Dharavi is a slum on the periphery of the city’s consciousness and governance systems. From my point of view, for a number of years the people of Dharavi have got fed up of the administrative powers and Government because basic civic amenities, like sanitation and water are lacking, there is no cleanliness anywhere within Dharavi. The number of rats and other insects are so prevalent that scientifically speaking they have already developed a very high immunity to all types of infections which does not happen anywhere in the world.
Dharavi is a reality on the periphery of consciousness and the system of government. Its inhabitants are fed up with the inefficiencies of administrative power. Basic structures such as the water network and sanitation, including that for the waste collection, continue to be lacking in the slums. There is dirt everywhere. The number of rats and other insects is so high that, scientifically speaking, the inhabitants have already developed a certain immunity to all types of infections existing in the world.
It is a fact that coronavirus has not affected the central areas of Dharavi. There have been some cases, but there have been few infected doctors. In fact, the media initially exaggerated the pandemic danger in the slums. Now they are saying that Dharavi is a prevention model.
If the government or international bodies have asked for compliance with precautionary measures, such as social removal, washing hands, staying indoors, etc., this is not at all possible in Dharavi. In other areas of Mumbai, where the infection has spread more, perhaps yes. But in the slum, lifestyle and the socio-economic situation lead people to be together.
Card. Oswald Gracias, archbishop of Mumbai and president of the Indian Bishops' Conference, is very worried and calls me to encourage me, "touching the wounds of Jesus".
In the early days of the lockdown, the Canossian nuns donated food rations to the population of Dharavi. There are 5 thousand faithful in our parish. We have started to distribute aid to the Catholic community. Then the word spread, and we extended the distribution to everyone, regardless of caste and religious belief: in the face of this tragedy we cannot help only Catholics.
Even with relaxations, no one from Dharavi is being allowed to return to their jobs, our people are suffering economically. It is like a stigma for people from Dharavi. Wherever they go work they are told not to come as they are from Dharavi. Why should this be? The Media has hyped up about the Coronavirus in Dharavi and as a matter of fact it is not so. Now they are saying the Dharavi is a model.

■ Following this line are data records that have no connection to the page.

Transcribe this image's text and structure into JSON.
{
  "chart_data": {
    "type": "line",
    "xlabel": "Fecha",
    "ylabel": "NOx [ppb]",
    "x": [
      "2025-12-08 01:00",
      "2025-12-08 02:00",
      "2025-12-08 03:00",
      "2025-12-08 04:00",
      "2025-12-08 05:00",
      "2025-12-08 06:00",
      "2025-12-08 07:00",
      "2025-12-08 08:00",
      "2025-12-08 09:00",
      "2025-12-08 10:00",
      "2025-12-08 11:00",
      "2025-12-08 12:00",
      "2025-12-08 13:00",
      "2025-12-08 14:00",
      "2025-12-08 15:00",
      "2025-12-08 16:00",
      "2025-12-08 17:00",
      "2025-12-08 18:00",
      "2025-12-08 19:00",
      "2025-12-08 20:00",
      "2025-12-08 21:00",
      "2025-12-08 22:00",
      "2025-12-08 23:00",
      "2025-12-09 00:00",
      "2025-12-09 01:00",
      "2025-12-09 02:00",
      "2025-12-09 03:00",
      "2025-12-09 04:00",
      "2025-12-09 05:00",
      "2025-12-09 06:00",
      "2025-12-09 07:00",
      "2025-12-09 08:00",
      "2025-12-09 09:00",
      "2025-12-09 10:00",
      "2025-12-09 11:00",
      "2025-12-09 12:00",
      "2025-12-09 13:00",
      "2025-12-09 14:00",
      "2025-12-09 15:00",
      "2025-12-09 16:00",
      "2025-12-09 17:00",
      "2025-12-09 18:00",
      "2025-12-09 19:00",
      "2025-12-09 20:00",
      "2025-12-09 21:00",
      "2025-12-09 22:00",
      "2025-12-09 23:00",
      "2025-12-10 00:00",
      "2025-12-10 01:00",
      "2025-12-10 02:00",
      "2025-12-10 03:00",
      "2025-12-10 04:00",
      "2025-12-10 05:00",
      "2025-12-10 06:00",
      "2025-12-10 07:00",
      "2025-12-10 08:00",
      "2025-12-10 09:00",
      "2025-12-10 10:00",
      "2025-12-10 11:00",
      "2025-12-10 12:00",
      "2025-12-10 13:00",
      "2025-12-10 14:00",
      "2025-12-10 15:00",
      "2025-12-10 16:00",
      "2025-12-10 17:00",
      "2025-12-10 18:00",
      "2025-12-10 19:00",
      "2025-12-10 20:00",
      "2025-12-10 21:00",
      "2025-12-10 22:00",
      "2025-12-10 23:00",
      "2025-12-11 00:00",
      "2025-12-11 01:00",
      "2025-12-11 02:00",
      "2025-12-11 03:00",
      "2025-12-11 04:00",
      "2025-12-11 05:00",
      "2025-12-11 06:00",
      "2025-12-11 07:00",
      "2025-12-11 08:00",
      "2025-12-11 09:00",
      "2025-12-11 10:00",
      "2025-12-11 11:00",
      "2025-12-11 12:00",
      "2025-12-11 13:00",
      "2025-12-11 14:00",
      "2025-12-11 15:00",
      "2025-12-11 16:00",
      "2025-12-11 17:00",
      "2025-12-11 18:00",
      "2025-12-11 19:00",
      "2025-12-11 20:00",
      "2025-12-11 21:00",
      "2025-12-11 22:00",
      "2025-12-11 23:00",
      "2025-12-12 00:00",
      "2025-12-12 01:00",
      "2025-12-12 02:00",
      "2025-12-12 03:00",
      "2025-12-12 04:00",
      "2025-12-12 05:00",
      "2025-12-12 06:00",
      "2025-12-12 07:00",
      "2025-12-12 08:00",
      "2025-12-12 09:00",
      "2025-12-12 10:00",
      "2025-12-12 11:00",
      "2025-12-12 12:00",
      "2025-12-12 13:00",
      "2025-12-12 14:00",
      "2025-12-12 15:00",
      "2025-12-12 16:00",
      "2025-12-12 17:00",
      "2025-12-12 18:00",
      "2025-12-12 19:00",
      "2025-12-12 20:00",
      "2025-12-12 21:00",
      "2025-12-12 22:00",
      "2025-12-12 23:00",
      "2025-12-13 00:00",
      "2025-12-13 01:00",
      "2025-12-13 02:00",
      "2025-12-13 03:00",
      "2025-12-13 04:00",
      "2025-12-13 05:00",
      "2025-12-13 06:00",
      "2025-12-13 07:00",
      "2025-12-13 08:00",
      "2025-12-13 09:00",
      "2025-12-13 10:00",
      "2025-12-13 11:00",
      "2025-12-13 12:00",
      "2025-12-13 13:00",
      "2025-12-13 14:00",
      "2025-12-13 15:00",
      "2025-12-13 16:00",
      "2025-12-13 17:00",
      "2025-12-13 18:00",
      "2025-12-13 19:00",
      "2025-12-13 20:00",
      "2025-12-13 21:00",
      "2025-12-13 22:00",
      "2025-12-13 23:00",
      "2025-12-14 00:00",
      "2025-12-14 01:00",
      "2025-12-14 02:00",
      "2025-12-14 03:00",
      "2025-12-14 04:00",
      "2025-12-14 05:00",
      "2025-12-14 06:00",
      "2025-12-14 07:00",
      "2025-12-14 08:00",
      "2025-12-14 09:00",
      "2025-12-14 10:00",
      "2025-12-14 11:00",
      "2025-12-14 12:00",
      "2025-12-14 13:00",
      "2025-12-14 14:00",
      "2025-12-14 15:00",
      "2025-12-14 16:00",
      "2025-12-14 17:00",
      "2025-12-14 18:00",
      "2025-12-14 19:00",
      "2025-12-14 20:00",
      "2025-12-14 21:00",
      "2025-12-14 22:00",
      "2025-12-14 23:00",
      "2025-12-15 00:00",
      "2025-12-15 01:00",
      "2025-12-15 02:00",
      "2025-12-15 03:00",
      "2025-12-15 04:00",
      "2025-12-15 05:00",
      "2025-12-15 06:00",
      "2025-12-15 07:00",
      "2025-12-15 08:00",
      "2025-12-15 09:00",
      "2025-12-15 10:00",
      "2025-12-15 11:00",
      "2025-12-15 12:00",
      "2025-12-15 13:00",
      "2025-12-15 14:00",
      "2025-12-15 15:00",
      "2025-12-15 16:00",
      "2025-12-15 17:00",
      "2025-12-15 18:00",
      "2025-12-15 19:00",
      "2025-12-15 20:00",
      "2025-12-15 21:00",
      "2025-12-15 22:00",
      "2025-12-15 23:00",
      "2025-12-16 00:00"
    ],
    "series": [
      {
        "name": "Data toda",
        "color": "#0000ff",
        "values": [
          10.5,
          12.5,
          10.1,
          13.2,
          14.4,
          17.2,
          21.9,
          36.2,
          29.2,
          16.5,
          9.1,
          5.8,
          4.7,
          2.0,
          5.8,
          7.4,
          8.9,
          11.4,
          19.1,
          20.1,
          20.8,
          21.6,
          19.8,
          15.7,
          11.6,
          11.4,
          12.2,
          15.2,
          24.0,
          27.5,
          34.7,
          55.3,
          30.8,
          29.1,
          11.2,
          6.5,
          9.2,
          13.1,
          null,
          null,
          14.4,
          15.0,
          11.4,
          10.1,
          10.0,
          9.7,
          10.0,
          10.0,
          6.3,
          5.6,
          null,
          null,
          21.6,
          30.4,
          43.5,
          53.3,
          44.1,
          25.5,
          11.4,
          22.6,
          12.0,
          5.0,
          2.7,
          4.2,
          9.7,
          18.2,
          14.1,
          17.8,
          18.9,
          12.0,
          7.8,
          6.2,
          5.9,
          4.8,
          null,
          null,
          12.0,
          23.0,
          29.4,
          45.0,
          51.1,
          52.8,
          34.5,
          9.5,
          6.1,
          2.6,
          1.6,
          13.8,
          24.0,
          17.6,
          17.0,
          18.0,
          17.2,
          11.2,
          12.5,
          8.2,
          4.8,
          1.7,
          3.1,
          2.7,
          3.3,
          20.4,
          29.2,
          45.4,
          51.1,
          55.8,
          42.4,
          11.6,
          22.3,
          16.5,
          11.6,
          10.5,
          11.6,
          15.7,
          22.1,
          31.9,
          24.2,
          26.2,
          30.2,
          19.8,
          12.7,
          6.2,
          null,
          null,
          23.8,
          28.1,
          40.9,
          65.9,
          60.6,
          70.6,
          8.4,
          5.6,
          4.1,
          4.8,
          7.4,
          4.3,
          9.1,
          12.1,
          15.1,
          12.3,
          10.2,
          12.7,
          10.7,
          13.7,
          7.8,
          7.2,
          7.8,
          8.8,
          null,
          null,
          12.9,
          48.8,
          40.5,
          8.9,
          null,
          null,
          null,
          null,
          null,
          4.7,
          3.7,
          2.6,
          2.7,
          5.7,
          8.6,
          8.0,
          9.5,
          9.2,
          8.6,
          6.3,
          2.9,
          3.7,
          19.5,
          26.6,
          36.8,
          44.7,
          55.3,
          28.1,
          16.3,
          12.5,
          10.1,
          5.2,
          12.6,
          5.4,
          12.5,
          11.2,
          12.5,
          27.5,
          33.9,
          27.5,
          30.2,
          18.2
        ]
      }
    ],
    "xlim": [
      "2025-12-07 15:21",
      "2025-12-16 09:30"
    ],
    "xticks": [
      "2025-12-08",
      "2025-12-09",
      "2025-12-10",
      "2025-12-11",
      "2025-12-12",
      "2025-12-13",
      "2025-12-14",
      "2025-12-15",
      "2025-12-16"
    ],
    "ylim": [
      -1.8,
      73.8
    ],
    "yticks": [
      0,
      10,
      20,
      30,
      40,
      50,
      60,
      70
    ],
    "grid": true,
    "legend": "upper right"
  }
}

For the past three months, the people have looked up to the Church. The people of Dharavi are very grateful for the help they receive and know it was not Fr. Christopher but in the minds of the people it is the Church.
Finally, this has trampled on the dignity and self-esteem of my people in Dharavi, our people are very hardworking, but this is being crushed under this pandemic and lockdown, one cannot understand the gravity of the poverty and issues of dignity.
One of the safest places today is Dharavi.